Cache Hit Ratio (CHR) is a measurement that monitors the efficiency of a cache system. This term quantifies the proportion of requests a cache is able to fulfill successfully out of the total requests it receives. 

In other words, it tells us how often the data a user needs is available in the cache, thus indicating the cache’s performance and efficacy. 

While CHR applies to any cache system, it also becomes a critical benchmark for measuring the performance of a Content Delivery Network (CDN). 

Most CDN services, given their pivotal role in speeding up content delivery by bringing content closer to geographically dispersed end users at the edge, provide CDN Cache Hit Ratio, and other data within their user interface or dashboard. 


Calculating Cache Hit Ratio

Cache Hit Ratio is calculated using a simple formula. To derive the ratio, the number of cache hits is divided by the total number of requests (hits and misses). If we express it as a percentage, the result is multiplied by 100. 

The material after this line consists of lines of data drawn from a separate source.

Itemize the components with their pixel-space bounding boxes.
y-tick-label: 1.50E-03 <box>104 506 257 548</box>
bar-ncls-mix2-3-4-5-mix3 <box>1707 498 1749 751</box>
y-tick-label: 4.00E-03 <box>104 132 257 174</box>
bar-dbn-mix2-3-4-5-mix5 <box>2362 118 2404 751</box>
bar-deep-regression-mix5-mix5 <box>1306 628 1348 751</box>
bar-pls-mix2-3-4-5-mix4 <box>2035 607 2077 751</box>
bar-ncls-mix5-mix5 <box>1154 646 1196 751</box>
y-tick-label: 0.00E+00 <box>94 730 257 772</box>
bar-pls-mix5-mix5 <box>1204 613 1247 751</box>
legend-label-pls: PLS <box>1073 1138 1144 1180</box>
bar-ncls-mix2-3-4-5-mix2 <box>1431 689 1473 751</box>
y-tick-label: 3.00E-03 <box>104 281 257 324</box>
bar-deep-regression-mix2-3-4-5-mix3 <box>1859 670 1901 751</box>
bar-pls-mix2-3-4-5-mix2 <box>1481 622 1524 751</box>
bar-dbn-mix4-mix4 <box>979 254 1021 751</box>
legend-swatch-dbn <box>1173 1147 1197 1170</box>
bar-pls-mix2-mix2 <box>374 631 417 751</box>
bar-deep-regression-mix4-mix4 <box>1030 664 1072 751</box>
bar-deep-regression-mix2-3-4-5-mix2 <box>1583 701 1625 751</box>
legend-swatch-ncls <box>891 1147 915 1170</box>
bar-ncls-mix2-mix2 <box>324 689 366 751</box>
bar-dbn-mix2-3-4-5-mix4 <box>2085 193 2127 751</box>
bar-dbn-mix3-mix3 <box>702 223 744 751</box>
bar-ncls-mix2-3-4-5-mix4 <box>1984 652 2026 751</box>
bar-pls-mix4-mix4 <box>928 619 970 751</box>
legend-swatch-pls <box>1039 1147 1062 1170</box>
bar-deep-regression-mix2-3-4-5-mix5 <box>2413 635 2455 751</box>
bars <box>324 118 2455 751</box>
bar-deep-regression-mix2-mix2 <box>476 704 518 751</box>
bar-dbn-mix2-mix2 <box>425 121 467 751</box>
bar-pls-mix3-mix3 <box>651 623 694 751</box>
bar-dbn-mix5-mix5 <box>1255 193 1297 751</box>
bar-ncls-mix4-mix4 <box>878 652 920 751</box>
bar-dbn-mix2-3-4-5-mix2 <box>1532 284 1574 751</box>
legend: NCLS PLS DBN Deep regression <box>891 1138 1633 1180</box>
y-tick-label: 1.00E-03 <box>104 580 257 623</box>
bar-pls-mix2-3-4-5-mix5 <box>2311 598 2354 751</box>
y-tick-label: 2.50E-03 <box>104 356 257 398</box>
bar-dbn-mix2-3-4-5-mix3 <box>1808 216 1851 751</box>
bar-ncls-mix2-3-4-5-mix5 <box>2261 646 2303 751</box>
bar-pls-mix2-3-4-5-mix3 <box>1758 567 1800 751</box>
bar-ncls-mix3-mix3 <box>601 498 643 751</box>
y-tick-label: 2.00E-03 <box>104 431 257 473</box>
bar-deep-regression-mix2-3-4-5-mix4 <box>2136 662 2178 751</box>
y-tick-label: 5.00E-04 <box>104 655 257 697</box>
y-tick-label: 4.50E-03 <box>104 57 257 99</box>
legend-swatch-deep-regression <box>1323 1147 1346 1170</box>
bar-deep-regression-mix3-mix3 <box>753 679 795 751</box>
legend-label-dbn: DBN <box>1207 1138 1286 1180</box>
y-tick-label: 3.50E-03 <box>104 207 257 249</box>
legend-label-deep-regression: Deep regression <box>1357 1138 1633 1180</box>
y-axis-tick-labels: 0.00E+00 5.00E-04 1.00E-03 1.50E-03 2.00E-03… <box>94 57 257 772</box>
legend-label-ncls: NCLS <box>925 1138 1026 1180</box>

Cache Hit Ratio Formula: {Cache Hits / (Cache Hits + Cache Misses)} * 100%

Let’s consider an example to understand how to calculate cache hit ratio using the formula above:

If a CDN registers 39 cache hits and 2 cache misses in a given timeframe, then the CHR is 39 divided by 41, or 0.951. As a percentage, this would be a cache hit ratio of 95.1%.

This indicates that the CDN was able to deliver requested data from its cache 95.1% of the time. 

The Importance of Cache Hit Ratio

Cache Hit Ratio offers an insight into the effectiveness of a cache. A good CHR indicates a high-performing cache, which is able to fulfill the majority of user data requests without passing the request to the origin server. 

But what constitutes a good cache ratio and a bad cache ratio?

Good Cache Ratio 

Typically a website primarily composed of static content could exhibit a CHR in the 85-89% range. However, websites rich in dynamic content may have a lower CHR, due to the fact that dynamic content is non-cacheable, and has 0% desired CHR. 

Bad Cache Ratio

There’s no proper metric for a bad cache ratio since it's usually dependent on the kind of content you’re trying to serve. However, your CHR for static content - even as a bare minimum - should be above 70%. 

It’s a soft metric, but a testament for the CDN service to provide effective value for your website. If you’re someone affected by a less than 70% CHR, then it’s high time you try switching CDN providers.

The Caveat

Here’s the catch though: While aiming for a high CHR is a worthy goal, it should not be at the expense of other performance aspects. After all, the primary objective of a CDN extends beyond just caching. Its principal purpose is to make web properties faster and more reliable. 

For example, if content is not being served from the CDN server which is closest to the end user, the CDN’s performance will suffer, regardless of a stellar CHR.

Strategies to Improve Cache Hit Ratio

Enhancing your Cache Hit Ratio isn’t just a numbers game. You need to strategically refine your caching tactics. The best approach to solving this problem is as follows:

  • Implement Proper Cache Control Directives: Your headers are an important aspect of your cache control strategy. The more optimized they are for your site, the higher your Cache Hit Ratio will be. 
  • Adjust Time-To-Live (TTL) Settings: This metric defines the period a piece of content stays in the cache before it’s considered outdated. 

Each website is unique, and therefore, your specific requirements and objectives will always be unique. Therefore, an iterative approach to experimentation is always better for tuning such settings. 


So, what’s the bottom line? A high CHR does not necessarily guarantee the optimal effectiveness of a CDN. Other factors, such as the proximity of the CDN server to the end user also significantly impact the performance. 

These factors, in conjunction with CHR, should be considered a holistic evaluation of CDN performance. The key is to strike the right balance between achieving an impressive CHR and maintaining overall CDN performance!